As for saying ginger would be a better mother if she ate better and exercised more, words fail me.

wouldliketoknow2 · 05/02/2015 10:48

(But maybe that was your intention, to rile people).

NoImSpartacus · 05/02/2015 11:41

What an odd post, with some equally odd responses. Only on MN could it go from a fairly innocuous (yet random) post to accusing others of being bad mothers and having mental health issues!
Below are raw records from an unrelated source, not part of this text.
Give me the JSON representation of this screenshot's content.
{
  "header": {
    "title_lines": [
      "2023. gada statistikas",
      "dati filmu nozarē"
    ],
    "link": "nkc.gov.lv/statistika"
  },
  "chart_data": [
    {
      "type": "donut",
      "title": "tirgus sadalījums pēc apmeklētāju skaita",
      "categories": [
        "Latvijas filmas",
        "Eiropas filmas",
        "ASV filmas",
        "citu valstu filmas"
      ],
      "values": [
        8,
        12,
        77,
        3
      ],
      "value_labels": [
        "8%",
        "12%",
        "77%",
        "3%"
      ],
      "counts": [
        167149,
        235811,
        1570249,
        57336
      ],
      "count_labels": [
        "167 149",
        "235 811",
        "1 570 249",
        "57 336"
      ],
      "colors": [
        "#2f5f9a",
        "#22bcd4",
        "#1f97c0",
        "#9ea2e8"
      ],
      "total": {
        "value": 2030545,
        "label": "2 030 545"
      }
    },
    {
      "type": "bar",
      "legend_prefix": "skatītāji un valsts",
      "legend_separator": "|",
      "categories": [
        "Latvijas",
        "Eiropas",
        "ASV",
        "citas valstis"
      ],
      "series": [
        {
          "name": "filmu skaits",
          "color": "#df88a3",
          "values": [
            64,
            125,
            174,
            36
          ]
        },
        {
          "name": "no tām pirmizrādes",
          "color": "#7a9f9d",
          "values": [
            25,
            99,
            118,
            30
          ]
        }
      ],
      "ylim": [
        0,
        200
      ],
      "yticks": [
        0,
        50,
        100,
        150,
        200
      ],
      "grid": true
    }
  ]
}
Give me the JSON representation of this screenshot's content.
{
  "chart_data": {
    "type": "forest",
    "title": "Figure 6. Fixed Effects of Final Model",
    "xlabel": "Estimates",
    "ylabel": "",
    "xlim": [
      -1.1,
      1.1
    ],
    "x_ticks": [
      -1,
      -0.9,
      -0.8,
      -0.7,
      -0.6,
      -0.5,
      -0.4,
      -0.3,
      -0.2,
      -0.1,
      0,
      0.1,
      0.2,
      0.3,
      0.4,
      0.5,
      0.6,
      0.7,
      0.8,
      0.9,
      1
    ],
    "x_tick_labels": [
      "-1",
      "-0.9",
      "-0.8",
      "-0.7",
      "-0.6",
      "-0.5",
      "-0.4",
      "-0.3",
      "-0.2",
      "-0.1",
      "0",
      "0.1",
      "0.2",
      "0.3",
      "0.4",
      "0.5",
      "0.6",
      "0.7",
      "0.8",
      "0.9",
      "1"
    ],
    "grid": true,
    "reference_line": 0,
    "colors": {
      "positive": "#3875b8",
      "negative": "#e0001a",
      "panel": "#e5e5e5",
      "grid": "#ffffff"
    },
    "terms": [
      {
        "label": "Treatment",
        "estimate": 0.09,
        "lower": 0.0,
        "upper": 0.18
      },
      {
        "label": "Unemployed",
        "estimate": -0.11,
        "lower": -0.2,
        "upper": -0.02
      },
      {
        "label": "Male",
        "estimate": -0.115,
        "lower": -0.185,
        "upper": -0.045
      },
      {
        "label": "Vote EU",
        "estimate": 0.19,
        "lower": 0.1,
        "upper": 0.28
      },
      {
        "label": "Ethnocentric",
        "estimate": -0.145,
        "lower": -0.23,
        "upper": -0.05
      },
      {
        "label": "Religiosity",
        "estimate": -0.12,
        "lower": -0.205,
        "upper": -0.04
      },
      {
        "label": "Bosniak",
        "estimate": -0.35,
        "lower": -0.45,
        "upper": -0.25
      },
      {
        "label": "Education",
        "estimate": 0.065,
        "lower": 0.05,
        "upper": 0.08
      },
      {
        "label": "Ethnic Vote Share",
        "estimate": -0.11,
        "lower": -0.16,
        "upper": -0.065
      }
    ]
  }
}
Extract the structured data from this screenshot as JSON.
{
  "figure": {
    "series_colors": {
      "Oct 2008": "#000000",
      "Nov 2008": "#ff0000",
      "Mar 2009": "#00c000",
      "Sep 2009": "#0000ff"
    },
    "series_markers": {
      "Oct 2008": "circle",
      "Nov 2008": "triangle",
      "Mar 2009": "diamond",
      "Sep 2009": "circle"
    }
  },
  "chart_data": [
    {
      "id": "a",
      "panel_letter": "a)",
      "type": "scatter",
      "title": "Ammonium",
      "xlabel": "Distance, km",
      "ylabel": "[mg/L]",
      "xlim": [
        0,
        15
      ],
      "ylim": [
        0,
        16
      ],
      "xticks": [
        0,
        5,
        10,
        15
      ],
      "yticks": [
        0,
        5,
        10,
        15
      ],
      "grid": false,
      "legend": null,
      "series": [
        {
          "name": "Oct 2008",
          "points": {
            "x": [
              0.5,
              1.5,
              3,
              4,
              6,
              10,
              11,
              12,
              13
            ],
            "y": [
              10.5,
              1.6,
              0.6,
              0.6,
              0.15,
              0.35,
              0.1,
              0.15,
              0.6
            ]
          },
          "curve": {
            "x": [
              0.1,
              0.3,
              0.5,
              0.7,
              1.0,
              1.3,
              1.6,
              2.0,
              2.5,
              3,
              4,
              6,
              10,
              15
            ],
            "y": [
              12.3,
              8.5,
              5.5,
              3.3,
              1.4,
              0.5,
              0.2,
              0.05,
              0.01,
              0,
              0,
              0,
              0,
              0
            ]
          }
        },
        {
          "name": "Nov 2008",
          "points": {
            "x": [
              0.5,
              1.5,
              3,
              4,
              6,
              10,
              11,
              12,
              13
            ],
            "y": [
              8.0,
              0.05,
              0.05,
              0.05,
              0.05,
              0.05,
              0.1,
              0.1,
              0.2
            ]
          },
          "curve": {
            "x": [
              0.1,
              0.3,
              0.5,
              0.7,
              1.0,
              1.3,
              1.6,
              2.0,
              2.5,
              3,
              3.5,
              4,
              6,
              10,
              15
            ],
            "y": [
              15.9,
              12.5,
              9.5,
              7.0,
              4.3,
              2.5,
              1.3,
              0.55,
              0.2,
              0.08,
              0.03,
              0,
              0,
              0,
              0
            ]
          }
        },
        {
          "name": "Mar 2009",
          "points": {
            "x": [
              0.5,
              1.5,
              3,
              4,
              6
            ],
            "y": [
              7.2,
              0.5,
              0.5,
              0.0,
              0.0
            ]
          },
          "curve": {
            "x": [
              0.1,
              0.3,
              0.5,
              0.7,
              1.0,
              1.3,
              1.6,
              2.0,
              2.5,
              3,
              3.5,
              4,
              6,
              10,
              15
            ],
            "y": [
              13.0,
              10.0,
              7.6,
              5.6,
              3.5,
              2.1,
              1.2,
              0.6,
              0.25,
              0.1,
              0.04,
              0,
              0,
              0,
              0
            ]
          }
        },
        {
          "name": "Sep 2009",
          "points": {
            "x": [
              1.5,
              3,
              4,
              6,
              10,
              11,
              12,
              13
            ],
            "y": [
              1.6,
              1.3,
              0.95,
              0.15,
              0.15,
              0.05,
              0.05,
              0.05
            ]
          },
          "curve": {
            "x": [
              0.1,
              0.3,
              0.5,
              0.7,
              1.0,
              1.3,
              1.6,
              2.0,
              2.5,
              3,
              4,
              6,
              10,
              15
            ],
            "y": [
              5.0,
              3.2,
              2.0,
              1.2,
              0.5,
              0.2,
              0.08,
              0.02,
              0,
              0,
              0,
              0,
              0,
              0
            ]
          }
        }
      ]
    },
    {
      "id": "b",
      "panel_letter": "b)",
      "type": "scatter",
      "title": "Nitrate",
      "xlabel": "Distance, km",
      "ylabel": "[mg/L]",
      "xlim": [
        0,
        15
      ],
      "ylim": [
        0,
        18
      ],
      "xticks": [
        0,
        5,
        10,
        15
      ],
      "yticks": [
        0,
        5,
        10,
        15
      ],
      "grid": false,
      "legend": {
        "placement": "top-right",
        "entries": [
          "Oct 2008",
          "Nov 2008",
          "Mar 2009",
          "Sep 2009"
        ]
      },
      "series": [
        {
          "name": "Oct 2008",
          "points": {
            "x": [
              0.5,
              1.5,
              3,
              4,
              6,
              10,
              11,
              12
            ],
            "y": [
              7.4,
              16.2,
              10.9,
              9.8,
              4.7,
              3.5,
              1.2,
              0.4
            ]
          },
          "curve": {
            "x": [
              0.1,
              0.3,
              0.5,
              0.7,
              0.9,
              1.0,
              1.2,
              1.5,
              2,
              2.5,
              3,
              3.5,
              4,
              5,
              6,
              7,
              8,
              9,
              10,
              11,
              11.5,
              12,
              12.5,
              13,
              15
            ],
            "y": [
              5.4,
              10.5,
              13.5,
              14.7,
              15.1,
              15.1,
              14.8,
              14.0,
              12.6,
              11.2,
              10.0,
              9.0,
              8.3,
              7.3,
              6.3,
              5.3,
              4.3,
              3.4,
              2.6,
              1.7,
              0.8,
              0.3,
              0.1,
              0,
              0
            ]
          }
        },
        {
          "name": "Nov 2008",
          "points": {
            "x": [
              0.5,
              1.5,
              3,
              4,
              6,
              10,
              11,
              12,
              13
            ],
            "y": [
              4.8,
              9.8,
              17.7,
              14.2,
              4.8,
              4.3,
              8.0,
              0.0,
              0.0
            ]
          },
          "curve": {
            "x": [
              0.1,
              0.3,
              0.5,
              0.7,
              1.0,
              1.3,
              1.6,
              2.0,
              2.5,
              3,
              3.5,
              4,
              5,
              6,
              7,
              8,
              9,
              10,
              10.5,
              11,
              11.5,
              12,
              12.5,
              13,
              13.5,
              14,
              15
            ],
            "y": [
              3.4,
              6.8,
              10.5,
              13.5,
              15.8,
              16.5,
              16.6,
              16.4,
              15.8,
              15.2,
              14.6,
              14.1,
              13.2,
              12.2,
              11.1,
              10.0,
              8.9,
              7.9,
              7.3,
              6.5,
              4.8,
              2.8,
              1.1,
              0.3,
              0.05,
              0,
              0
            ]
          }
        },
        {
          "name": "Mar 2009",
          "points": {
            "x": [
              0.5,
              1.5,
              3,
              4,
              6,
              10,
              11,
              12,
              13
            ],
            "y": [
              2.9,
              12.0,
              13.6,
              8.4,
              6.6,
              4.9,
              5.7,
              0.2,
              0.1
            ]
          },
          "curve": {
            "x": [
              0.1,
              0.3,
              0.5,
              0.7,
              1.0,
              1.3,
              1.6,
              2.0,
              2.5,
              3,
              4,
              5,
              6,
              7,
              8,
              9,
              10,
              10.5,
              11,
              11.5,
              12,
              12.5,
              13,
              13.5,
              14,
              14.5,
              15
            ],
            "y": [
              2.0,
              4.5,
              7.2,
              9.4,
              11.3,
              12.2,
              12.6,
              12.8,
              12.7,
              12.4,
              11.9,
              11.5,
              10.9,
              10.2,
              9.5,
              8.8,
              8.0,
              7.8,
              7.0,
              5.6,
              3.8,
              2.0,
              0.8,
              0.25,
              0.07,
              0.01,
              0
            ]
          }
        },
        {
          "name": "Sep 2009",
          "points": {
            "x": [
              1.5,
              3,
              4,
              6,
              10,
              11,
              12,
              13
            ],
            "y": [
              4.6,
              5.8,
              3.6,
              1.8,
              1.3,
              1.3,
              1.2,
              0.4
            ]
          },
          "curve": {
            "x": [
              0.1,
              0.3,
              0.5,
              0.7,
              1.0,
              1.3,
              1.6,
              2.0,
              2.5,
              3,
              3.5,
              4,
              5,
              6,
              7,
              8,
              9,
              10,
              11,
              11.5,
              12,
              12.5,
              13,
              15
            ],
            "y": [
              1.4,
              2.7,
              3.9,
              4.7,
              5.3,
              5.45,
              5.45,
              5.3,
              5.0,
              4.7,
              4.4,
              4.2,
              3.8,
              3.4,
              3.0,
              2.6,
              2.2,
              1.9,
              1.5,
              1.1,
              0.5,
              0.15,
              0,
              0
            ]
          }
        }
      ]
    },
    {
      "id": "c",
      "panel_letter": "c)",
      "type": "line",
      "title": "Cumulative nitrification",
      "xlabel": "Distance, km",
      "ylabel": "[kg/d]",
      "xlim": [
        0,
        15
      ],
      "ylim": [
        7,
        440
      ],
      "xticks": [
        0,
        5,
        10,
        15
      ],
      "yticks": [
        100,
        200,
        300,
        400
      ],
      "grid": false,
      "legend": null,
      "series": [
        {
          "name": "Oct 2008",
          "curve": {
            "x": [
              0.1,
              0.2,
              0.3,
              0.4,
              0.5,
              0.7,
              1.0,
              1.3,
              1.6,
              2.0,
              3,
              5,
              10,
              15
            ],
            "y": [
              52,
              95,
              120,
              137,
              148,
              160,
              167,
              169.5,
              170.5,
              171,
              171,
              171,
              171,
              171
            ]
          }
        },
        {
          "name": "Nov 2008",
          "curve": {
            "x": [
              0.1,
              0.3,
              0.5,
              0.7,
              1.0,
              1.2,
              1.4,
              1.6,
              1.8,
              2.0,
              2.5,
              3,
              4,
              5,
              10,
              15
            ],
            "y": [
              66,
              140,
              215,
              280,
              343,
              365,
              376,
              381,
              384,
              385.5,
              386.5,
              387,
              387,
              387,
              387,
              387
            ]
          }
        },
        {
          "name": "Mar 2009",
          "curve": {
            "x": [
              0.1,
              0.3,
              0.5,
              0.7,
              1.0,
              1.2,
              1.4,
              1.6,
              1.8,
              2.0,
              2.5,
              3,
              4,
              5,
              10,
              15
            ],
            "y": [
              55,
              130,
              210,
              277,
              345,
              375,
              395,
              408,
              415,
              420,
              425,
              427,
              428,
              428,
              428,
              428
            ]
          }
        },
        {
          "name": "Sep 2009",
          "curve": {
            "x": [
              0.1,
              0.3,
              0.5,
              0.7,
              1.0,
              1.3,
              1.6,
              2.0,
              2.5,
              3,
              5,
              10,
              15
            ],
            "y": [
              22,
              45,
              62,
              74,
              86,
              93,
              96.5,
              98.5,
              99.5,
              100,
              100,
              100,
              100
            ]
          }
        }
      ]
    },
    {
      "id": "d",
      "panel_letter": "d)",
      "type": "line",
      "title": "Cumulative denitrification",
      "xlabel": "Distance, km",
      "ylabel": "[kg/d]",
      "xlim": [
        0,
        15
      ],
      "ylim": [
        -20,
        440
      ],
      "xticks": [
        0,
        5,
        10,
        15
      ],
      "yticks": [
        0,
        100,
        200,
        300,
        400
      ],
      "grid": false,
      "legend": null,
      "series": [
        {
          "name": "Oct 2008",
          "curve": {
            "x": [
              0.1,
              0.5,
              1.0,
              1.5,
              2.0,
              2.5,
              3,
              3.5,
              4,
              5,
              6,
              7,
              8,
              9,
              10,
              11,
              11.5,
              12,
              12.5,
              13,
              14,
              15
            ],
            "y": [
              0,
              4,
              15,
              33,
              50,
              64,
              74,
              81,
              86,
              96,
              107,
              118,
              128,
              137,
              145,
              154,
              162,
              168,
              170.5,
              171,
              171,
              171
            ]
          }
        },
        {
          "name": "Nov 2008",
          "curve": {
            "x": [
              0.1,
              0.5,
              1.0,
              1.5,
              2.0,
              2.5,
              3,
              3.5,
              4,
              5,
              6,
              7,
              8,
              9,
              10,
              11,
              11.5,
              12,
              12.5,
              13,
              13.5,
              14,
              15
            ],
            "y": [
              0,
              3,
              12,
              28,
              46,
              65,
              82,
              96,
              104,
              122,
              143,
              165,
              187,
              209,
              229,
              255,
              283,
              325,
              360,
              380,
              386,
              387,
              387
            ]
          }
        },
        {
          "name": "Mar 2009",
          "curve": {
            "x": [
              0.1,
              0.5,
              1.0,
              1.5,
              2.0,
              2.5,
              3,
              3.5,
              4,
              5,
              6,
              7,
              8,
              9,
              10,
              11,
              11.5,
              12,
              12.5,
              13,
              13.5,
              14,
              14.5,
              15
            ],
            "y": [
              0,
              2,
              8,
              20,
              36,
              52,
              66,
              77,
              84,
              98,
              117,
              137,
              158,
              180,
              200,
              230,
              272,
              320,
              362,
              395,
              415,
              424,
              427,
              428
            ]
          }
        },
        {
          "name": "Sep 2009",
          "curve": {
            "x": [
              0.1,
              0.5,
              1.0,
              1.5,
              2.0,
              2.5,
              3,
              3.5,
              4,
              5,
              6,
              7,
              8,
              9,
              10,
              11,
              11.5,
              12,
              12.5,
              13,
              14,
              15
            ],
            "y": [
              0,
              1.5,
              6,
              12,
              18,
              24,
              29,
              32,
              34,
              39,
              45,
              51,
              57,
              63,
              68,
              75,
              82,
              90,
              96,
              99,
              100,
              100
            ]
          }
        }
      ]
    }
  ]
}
SuburbanRhonda · 05/02/2015 11:52

Just noticed that despite the OP saying part of her new regime is that she now avoids using her computer at night, she actually started this thread at 22.22, so she's clearly so determined to evangelise about her transformation that she has broken her own self-imposed rule to do it.

Hmm
ChippingInGluggingOn · 05/02/2015 12:06

stareatthetvscreen. I know it has :). I just thought I'd ask again so the OP might not just keep ignoring it.

What illness do you have?

Other than lack of self awareness?

Jackie0 · 05/02/2015 12:14

If I were you op I'd be so bloody pleased with the results of my hard work I don't think anyone could dent my happiness.
If they are being sceptical about your explanation and gossiping that you had surgery or whatever then its because they are pissed off that you managed it. In wouldn't take any of it under my notice. I'd wink and say ' I could tell you but I'd have to kill you'. Its nobody's bloody business anyway. I don't go round answering nosey questions with anything more than light hearted responses.
I've been fat and I've been thin and honestly I find being thin really pisses people off, haters gonna hate Wink
The thing is you need to detach from it.